Charles Rennie Mackintosh
Vers 1898
chêne teinté et verni, paille et crin
H. 136,0 ; L. 50,0 ; P. 46,0 cm.
© Musée d’Orsay, Dist. RMN-Grand Palais / Patrice Schmidt
Charles Rennie Mackintosh (1868 - 1928)
Niveau médian, Pavillon amont niveau 4

Responsible for the extensions to the Glasgow School of Art in 1896 and then 1910, the architect Charles Rennie Mackintosh was commissioned by Miss Catherine Cranston, in 1897, to refurbish a tearoom at 114 Argyle Street, Glasgow.
As for the first tearoom made for her, he designed the entire architectural programme and the furniture for the various rooms. This chair was intended for the dining room and for the first time used the high back which became characteristic of Mackintosh's chairs.
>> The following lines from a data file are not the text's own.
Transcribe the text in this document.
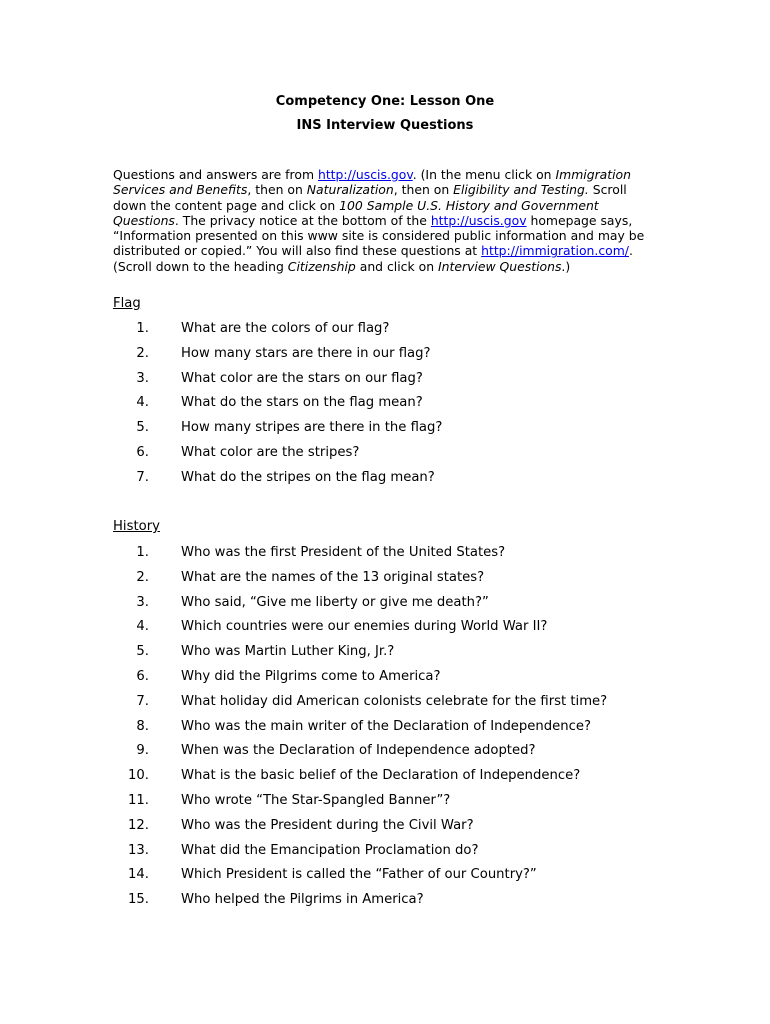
Competency One: Lesson One
INS Interview Questions
Questions and answers are from http://uscis.gov. (In the menu click on Immigration
Services and Benefits, then on Naturalization, then on Eligibility and Testing. Scroll
down the content page and click on 100 Sample U.S. History and Government
Questions. The privacy notice at the bottom of the http://uscis.gov homepage says,
“Information presented on this www site is considered public information and may be
distributed or copied.” You will also find these questions at http://immigration.com/.
(Scroll down to the heading Citizenship and click on Interview Questions.)
Flag
1. What are the colors of our flag?
2. How many stars are there in our flag?
3. What color are the stars on our flag?
4. What do the stars on the flag mean?
5. How many stripes are there in the flag?
6. What color are the stripes?
7. What do the stripes on the flag mean?
History
1. Who was the first President of the United States?
2. What are the names of the 13 original states?
3. Who said, “Give me liberty or give me death?”
4. Which countries were our enemies during World War II?
5. Who was Martin Luther King, Jr.?
6. Why did the Pilgrims come to America?
7. What holiday did American colonists celebrate for the first time?
8. Who was the main writer of the Declaration of Independence?
9. When was the Declaration of Independence adopted?
10. What is the basic belief of the Declaration of Independence?
11. Who wrote “The Star-Spangled Banner”?
12. Who was the President during the Civil War?
13. What did the Emancipation Proclamation do?
14. Which President is called the “Father of our Country?”
15. Who helped the Pilgrims in America?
Made of stained and varnished oak and upholstered with horsehair, the chair was probably one of Mackintosh's favourite models because he used it to furnish his own apartment and entered several examples in the exhibition of the Viennese Secession in Vienna in 1900. Through his friendship and work with Joseph Hoffmann, Mackintosh had a strong influence on the aesthetics of the Wiener Werkstätte.